O desenvolvimento da Bacia de Santos, inclusive, faz com que o Brasil fique menos dependente do gás natural importado, sendo relevante para que a demanda e os investidores não fiquem “travados” diante das crises políticas dos países produtores, além de possibilitar ao Brasil um maior “poder de barganha” durante negociações futuras de compra do gás importado.
Ademais, constata-se o crescimento de projetos para a utilização do GNL e também de GNC com o intuito de disponibilizar gás natural em mercados que não contam ou não estão interligados a redes de gasodutos, pretendendo massificar, assim, o uso do gás. Para tanto, destaca-se a construção da planta de GNL, localizada na cidade de Paulínia em São Paulo, a cargo da White Martins, subsidiária da americana Praxair, cujo fornecimento do gás natural será garantido pela Petrobrás. “A nova parceria tem como objetivo exclusivo a distribuição e comercialização do GNL, incluindo a instalação dos tanques e regaseificadores nos clientes” (EKSTERMAN, 2004, p.01). Nesse caso, o investimento inicial gira em torno de R$ 38 milhões, sendo 40% de participação da Petrobrás e 60% da White Martins183.

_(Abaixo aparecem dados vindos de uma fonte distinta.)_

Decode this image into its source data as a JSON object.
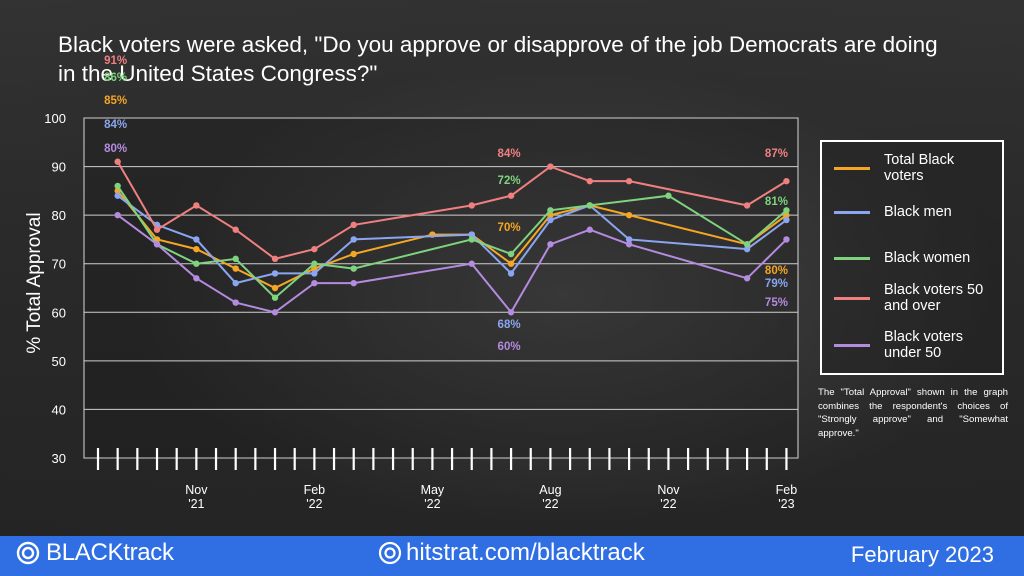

A cadeia produtiva pelo que novamente se averigua inclui agentes que estão integralizados verticalmente, possibilitando por um lado o desenvolvimento do setor, pois assumem os altos riscos na exploração e produção, bem como os altos investimentos na construção da rede. Por outra via, intensificam barreiras à entrada de outros atores; além da perspectiva de atos de cooperação ou concentração de empresas também implicarem limitações à concorrência. Por isso, mais um ponto determinante para que regulação paute suas ações na criação de um ambiente que beneficie o consumidor final.
183 A respeito desse assunto, encontra-se uma ação no Supremo Tribunal Federal, em que se discute, dentre várias matérias, se a competência para regular esse mercado é da ANP ou da CSPE.
Como bem diz Salomão Filho (2001, p.14) a teoria da regulação quando aplicada corretamente pode:
representar exatamente a contribuição mais útil de um Estado que decide retirar-se da intervenção econômica direta (através da prestação de uma gama bastante variada de serviços) para a sua função de organizador das relações sociais e econômicas e que, por outro lado, reconhece ser para tanto insuficiente o mero passivo exercício de um poder de polícia sobre os mercados.
Assim não se pode olvidar que a atuação estatal perpassa por enxergar que certos setores mesclam ambientes nitidamente competitivos e segmentos com características monopolísticas, exigindo uma dupla atuação estatal imparcial e pautada nos princípios constitucionais, a depender de fatores decorrentes das características do mercado especifico e do poder econômico detido pelos agentes.
Outrossim, constata-se que, apesar da existência de incoerências, as agências surgidas durante esse período de transição econômica no Brasil, tiveram, por oportuno, um marcante papel na organização dos setores privatizados, as quais se incluem nessa nova configuração paradigmática do Estado brasileiro184.
184 O processo de regulação inclusive passou a ser visto como fator determinante à atração de investimento privado estrangeiro ou nacional, desde que o empreendedor visualize um ambiente pautado em regras claras, precisas e voltado à segurança jurídica das relações.